Cutting your overhead spending


My last post was on how to create a budget. This one will focus on reducing your over all spending. There are alot of things you can do that will instantly reduce your overhead bills. These are things that you need in your life but that you are paying too much on.

Step 1:
Knock over debt.
Debt is just a way for the banks to get more money off your spending. Any debt you have attracts 12-24% interest. That's nearly a quarter of the cost of the item extra that you are paying! Take your car. An average family car, second hand, costs about $20,000. If you buy it out right it will cost you that, just $20,000. But if you get a loan for it, say 5 years with Westpac thats 8.49% interest over five years so the cost of your car is actually $24,600. Would you be happy to give me $4,600 right now for nothing? No, I know I would rather have that money in a high interest savings account EARNING interest. In five years you could have earnt $1,300 interest on that money. But lets go further, do you need a $20,000 car? My car cost me $2,500. Its a 2000 Nissan Pulsar that besides needing a new battery this year ($100) has never had an issue. If I took that $17,500 extra that I could have spent on a car I could have earnt an extra $4,959 in interest from a savings account. (these figures are based on ASIC moneysmart calculator which is a great tool).  After those 5 years i can actually trade my car in and use the interest to upgrade to a nice 2008 Subaru Forester. That's basically a free car for waiting 5yrs...

Credit cards, store cards they all amount to the same thing. You are spending money you don't have. Just wait until you have the money, then buy it. Alot of people want what their parents have, they want the nice house with the new furniture and expensive sound system their mates have. But your parents have had about an extra 30yrs to save up and buy those things. Your friends might have the latest smart phone but it cost them $2000 for something that they will get rid of at the end of their contract in 2yrs for the next one. Which brings me to the next step.

Step 2:
Latest and greatest and surfing the market.
Just because everyone else has it doesn't mean its better. I recently ended my phone contract. It was $120 a month for the newest samsung galaxy phone (which my son broke 2 months into the contract). This time i went in and said i want a phone that wont break. He of course went and got the latest Galaxy s10 which was a cool $2200 for the length of the contract. It was too big for me to hold in one hand and the state of the art curved screen served no purpose at all except making me accidental select things when i was trying to hold it. I said no i liked the look of the one at the end called a Tough phone. It looked robust! He looked doubtful and said oh well its ok but the samsung had 4 lenses so your photos will look so much better! I'm not taking professional photos on my phone, im taking happy snaps to post on my facebook. Eventually he went and fetched my $400 Telstra tough phone. It had a rubber cover which meant it was impact resistant and waterproof for up to 30mins. My phone plan now costs $66 a month ($9 a month of that is the phone). This meant a saving of $648 a year not to mention i wont be upgrading at the end of the contract so my plan will go down to just $57 a month after that which I can even re negotiate to a $20 prepaid month to month.

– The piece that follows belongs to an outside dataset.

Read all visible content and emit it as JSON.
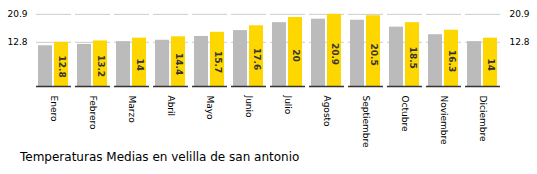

So step 2 is to go through your expenses and see what you can renegotiate or buy used. Can you pay off your loans faster to save interest. Can you go with a different insurance company? I moved from my old contents insurance to ING and saved $200 a year. Even my old company admitted that was a great deal and they couldn't beat it. Paying annually is also a great way to cut $$ off your policy.

Step 3:
Once you find the best deals raise your excess. In my budgeting post i mentioned you should be saving 10% of your income each pay. This money is your nest egg. Its there incase of emergencies like a house fire or your car getting in a smash. Use this money to cover the excess. Raising your excess lowers your premium on something you might never need, fingers crossed. I pay $21 a month for contents insurance with a $1000 excess. At the lower $500 excess I would have been $35 out of pocket each month, thats a saving of $168 a year. Most of us will never need to claim on our insurance, but its best to have it just incase.

Step 4:

Now that you have lowered as many of your costs as you can you need to sell all your junk. No really, most people have about $2000 worth of unused stuff in their homes. I want you to gather it all up and have a garage sale, put it on gumtree (craigslist in America i think) or your local online market place. Then with the money you make boost your savings to at least $2000 or I think one months income is the best amount. The rest can go to paying off your debts. Not only is it a great way to clean out your home but you make instant cash doing it. Having a uncluttered home will make you feel calmer and less likely to want to fill it with junk again.



So this post has covered paying off debts, finding better deals on your fixed expenses and raising your excess to save on premiums. These tips should save you about $300-$500 a year. Down grade where you can, buy used and save the difference.